The ruling Wednesday by Judge Gilbert Martinez puts the case against 57-year-old Dear on hold until his mental competency can be restored through treatment. The case will resume when he's found to be capable of understanding the court proceedings and assist in his defense.

Dear is charged with 179 counts stemming from the Nov. 27 shooting, in which three people were killed and nine others were injured.

In court, Dear has declared himself a "warrior for the babies" and said he's guilty. As Dear was led out of court Wednesday, he called the judge a "filthy animal" and "prejudiced."

Earlier, he mocked the judge when Martinez stumbled reading the order into record. "Learn how to read," Dear blurted out.

The judge has committed Dear to the state mental hospital in Pueblo indefinitely. The doctors there will attempt to treat his mental illness. If he responds to that treatment, Dear could eventually stand trial for the killings last year.

The psychologists who evaluated Dear for competency said his delusional disorder affects his ability to aid his own defense. Dear believes his public defender is only out for publicity, and is working in concert with the federal government to silence him about supposed atrocities he witnessed at the clinic, which provides abortions.

Even though state psychologists agreed that Dear was not competent to stand trial, the hearing took place because District Attorney Dan May challenged the doctors' report, including the sparse notes kept by one of the psychologists. He argued that the doctors were biased in favor of the defense and that they didn’t follow up with Dear on key points, like the various conflicts he has with his defense team.

One of the state psychologists who examined Dear, and has done 1,600 competency evaluations, told the court this was not a close call: Dear has harbored delusions about the FBI persecuting him for more than 20 years.

Dear believes the federal government's interest in him started with remarks he made to a radio call-in show after the FBI’s raid on the Branch Davidian compound in Waco, Texas. He believes that ever since then the FBI has been watching him, breaking into his home, cutting holes in his clothes, and secretly broadcasting programs into his truck’s radio. And he believes everyone is in on the conspiracy – including the jail where he’s housed. Dear drank toilet water during his confinement, apparently because he thought the jail was poisoning him.
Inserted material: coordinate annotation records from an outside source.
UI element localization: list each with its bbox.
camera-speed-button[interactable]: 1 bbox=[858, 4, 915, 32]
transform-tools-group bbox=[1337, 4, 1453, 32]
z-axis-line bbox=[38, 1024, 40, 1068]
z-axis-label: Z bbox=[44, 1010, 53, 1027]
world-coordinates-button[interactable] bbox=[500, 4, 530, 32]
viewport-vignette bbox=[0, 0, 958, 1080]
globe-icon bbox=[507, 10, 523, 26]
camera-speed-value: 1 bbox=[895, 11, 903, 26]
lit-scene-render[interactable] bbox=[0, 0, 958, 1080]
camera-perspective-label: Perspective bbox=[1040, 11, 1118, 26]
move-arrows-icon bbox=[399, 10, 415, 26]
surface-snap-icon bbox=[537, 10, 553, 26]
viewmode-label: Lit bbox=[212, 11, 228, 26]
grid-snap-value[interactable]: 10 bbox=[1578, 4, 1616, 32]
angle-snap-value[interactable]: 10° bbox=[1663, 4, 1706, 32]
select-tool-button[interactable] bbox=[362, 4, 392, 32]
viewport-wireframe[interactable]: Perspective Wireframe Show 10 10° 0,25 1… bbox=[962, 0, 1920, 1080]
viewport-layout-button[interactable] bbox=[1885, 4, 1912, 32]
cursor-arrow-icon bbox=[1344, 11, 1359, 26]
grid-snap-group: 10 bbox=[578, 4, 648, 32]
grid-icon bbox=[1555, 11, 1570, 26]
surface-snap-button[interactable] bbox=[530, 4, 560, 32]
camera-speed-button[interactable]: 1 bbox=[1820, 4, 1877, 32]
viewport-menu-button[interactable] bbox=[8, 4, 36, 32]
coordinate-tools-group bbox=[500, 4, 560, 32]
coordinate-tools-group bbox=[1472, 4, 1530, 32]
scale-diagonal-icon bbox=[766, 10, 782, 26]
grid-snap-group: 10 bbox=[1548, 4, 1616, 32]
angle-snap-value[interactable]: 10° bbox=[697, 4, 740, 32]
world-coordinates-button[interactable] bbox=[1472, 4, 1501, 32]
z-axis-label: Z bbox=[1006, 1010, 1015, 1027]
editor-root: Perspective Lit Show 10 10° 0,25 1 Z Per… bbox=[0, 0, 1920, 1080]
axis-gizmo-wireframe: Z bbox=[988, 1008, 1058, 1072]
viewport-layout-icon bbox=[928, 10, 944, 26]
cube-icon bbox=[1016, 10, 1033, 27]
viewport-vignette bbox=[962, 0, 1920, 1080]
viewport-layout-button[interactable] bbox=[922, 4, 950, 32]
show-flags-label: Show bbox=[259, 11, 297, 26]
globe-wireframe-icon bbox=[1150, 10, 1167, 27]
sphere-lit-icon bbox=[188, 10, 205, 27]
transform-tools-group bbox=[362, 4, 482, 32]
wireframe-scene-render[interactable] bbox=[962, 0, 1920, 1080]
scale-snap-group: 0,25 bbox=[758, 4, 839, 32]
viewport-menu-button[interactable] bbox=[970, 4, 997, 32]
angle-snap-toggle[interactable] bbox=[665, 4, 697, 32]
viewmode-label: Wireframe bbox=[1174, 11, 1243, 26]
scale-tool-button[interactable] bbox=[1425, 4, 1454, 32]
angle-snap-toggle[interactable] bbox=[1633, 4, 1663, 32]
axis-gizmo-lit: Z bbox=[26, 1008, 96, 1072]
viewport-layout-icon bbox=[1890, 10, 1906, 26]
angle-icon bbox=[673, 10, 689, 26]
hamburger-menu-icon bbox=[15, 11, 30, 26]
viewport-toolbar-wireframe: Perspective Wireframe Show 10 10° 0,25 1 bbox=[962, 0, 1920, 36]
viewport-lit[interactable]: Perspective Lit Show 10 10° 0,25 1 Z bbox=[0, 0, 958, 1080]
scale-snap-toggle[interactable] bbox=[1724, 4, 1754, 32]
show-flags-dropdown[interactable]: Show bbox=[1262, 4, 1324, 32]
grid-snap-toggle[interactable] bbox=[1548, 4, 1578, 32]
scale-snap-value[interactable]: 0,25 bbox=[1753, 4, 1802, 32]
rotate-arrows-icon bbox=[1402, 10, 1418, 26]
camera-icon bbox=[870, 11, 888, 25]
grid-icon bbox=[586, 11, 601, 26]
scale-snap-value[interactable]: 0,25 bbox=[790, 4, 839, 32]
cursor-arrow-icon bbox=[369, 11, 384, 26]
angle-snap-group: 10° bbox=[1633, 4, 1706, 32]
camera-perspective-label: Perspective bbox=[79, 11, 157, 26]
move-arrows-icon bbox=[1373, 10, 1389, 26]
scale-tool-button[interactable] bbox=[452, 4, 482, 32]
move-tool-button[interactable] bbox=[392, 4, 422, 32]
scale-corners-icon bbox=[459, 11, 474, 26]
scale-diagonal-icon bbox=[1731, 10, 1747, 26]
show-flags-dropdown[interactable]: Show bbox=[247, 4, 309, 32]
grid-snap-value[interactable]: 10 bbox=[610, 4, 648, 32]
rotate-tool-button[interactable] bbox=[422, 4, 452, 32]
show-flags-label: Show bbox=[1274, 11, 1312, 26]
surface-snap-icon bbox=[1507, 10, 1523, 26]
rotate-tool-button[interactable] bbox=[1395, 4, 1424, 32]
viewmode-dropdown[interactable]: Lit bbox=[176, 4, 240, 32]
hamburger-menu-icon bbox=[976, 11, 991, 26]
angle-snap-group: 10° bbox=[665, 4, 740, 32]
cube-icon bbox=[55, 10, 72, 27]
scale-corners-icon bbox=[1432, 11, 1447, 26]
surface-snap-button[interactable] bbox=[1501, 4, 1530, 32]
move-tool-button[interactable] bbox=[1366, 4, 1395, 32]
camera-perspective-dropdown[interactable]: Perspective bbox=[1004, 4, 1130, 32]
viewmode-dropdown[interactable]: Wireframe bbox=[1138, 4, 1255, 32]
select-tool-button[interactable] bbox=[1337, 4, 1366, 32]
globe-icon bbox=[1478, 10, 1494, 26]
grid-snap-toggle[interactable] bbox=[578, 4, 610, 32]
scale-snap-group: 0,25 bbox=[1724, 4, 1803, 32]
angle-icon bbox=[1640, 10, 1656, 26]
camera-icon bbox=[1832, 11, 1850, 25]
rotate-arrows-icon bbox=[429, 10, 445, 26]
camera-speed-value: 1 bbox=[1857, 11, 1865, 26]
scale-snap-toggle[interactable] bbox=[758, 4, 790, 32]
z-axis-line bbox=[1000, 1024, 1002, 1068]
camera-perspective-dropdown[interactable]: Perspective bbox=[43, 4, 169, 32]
Judge Martinez wants a written report from the state mental hospital by August, where he is ordered to undergo competency restoration. However, during his hearings Dear has often blurted out in court that he won’t accept being drugged. He feels that’s part of the conspiracy to shut him up. So it’s unclear if there will ever be a trial in this case.

If doctors are able to treat Dear’s delusions, and he can aid his defense, he could still face trial sometime in the future.